Sep 3, 2018
I loved this conversation between Jarrett Fuller and Robin Sloan on Scratching the Surface, Jarrett’s podcast about design + writing and adjacent topics. Robin is an ideal guest there because he’s so voraciously curious, medium-agnostic in his body of work, and at least in my observation from afar over some years, unfailingly generous-hearted. These three dispositional traits are among the most critical for anyone wanting to do ambitious creative work, if that work is ever collaborative or takes you into new and uncharted intellectual waters.
One of the things these two speak about is how Robin got to “media inventor” as a phrase to capture the big picture of what he does. Jarrett compares and contrasts this term to “art monster,” a moniker that appears in Jenny Offill’s novel, Dept. of Speculation. Art monster or media inventor: both indicate big lateral territories for working, in form and in content, and Jarrett and Robin get into the distinctions a bit. But the impulse is shared by a number of us who are lucky enough to do creative work. To find more nouns and verbs for what it is a person does, one who gravitates toward the expressive together with the sometimes useful; who never tires of the grand poetic gesture, no matter how small; who restlessly seeks to see ideas represented, coming to life in ways you can kick their tires, or swallow them whole, or otherwise encounter them as embodied.

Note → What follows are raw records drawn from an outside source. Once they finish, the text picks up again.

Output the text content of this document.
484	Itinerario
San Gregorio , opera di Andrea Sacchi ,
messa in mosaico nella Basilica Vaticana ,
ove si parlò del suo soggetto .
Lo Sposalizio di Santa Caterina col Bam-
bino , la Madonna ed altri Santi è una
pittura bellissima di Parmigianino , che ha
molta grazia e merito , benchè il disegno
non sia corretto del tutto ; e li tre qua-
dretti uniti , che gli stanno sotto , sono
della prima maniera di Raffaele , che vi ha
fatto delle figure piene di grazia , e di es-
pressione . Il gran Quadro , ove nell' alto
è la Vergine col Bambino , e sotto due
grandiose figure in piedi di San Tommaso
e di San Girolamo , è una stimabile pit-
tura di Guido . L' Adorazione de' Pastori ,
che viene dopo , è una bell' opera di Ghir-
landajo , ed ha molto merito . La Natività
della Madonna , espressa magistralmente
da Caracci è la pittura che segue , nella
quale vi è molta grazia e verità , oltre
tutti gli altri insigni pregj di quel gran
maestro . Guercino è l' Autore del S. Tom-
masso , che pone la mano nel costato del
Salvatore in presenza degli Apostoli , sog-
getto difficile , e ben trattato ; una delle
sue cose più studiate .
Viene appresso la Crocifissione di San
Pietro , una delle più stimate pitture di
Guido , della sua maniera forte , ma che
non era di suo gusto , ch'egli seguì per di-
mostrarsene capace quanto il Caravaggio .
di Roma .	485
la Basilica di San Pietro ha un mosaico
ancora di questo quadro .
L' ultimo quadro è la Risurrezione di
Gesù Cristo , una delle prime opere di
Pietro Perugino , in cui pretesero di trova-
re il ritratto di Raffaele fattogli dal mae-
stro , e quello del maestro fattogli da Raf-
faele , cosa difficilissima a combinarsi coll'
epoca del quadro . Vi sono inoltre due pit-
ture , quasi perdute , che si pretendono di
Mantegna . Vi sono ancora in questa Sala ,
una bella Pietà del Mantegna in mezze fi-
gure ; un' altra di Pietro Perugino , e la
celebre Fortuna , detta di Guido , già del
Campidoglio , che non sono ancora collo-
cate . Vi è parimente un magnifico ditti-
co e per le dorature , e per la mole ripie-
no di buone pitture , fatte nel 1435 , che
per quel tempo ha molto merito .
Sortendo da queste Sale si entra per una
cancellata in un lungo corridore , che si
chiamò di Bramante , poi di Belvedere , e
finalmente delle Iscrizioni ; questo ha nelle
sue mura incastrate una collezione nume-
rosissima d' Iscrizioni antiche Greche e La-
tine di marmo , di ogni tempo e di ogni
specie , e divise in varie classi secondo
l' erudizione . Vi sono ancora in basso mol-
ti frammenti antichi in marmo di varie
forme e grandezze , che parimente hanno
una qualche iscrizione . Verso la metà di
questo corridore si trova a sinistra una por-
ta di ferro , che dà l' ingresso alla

The discussion hints at the trade-offs you get by using art monster or media inventor: trade-offs between the enigmatic and the professional. Between insatiable bravado that risks being mistaken for mercurial or unreliable, and a kind of practical optimism that might read as too tame. Each has its uses.
For me, it’s form giver. That’s the phrase I ended up generating when my friend Diana asked me, in a pointed conversation: “Who are you really?” Who am I? Artist-designer-researcher-writer and erstwhile engineering “facilitator”? At its most essential, it’s form giver: a person who has to sense and synthesize in concrete modes—where the modes are instructive guides, easily as much as the content of the work—and where the need for new and alternate kinds of engagement wins out over deep expertise in one medium. You can’t use form giver in any professional context, so I’m stuck with using a lot of commas or slashes when I have to describe my work. But it’s nice to have a true north of what draws my attention when people ask. And someone did ask me recently: “Do you feel like you were destined to write your book?” It’s not that one-to-one for me. It feels absolutely compelling and necessary as a project, but the thing that’s more fundamental is the impulse to represent, to take ideas out of airy abstractions in my head or lossy conversations with others, and to realize them in time and space.
Note: I gave a talk about this topic a couple of years ago at Eyeo: a process talk about design where finding new nouns and verbs is an essential part of what I do. That talk is a little weird, threatening to go off the rails at multiple points, but I’m still proud of it.